Oak Grove High School is a 6A high school located outside of Hattiesburg, Mississippi, United States, in Oak Grove. The principal is Helen Price. It is part of the Lamar County School District and serves students from grades 9-12.

Awards and recognition
Oak Grove is a three-time National Blue Ribbon School, having been designated as such in 1986–1987, 1992–1993, and 2004.

Oak Grove High School is the 2019 recipient of the National Performing Arts School Excellence Award.

Extracurricular activities

In 2008, the school's drama department represented Mississippi at SETC (South Eastern Theatre Conference) for the fifth time. The department won awards in the categories of "Best Technical", "Best Ensemble", and "Most Congenial." Oak Grove High School was only the third school in Mississippi to win the competition since SETC's conception in 1949.
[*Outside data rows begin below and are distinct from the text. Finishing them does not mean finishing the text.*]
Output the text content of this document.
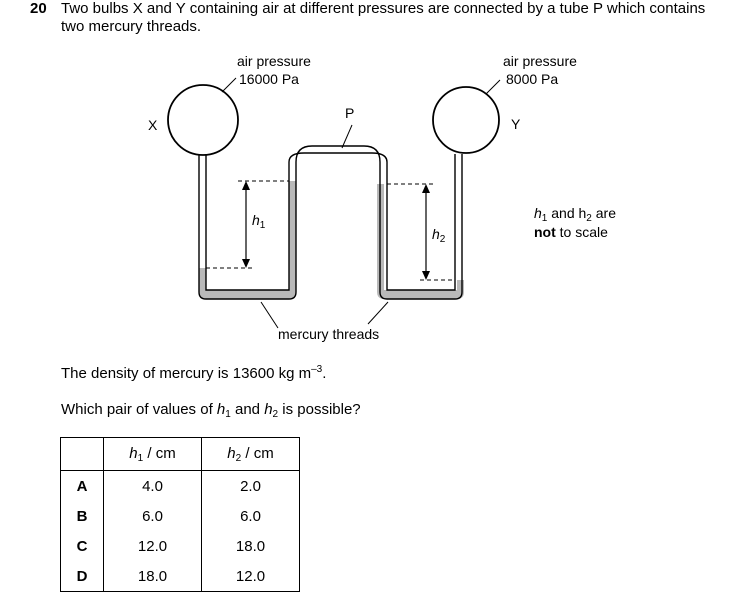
20 Two bulbs X and Y containing air at different pressures are connected by a tube P which contains
two mercury threads.
air pressure
16000 Pa
air pressure
8000 Pa
X	Y
P
$h_1$
$h_2$
mercury threads
$h_1$ and $h_2$ are
not to scale
The density of mercury is 13600 kg $m^{-3}$.
Which pair of values of $h_1$ and $h_2$ is possible?
	$h_1$ / cm	$h_2$ / cm
A	4.0	2.0
B	6.0	6.0
C	12.0	18.0
D	18.0	12.0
The OGHS Golden Spirits dance team have won 15 state titles (jazz, kick, and pom divisions), and are the reigning state champion in jazz for the fifth consecutive year.
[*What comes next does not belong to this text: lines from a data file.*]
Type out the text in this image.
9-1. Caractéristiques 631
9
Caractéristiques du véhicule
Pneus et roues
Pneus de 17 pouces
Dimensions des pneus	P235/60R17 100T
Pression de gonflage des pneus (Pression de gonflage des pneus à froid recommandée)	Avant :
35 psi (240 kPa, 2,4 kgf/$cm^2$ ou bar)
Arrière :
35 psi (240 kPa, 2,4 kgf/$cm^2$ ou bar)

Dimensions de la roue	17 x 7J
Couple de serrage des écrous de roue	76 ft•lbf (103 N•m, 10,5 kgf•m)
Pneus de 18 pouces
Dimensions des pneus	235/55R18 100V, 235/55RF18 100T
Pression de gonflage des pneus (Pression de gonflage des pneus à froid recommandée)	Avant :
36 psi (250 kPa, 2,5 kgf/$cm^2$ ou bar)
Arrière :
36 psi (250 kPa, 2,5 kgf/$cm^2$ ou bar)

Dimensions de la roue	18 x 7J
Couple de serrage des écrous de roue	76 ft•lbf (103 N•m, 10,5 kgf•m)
The OGHS Varsity Cheerleaders have won 14 state titles and have been UCA National finalists.

Athletics

Football
Oak Grove High School's football team gained prominence while former National Football League quarterback Brett Favre was the offensive coordinator for the team in 2012 and 2013. Oak Grove defeated the Sumrall Bobcats 64-6 in Favre's first game as a coach.

On December 6, 2013, the Oak Grove Warriors played their first 6A State Championship game since 2009 against the Tupelo Golden Wave, and won their first state championship.

On December 4, 2020, the Oak Grove Warriors won against the Oxford Chargers in the 6A State Championship game. The final score was 29 - 28.

Recent events
Oak Grove's football and baseball facilities were destroyed on Sunday, February 10, 2013 by the 2013 Hattiesburg, Mississippi tornado, which caused EF-4 damage near the school. The school building itself sustained little damage from the tornado.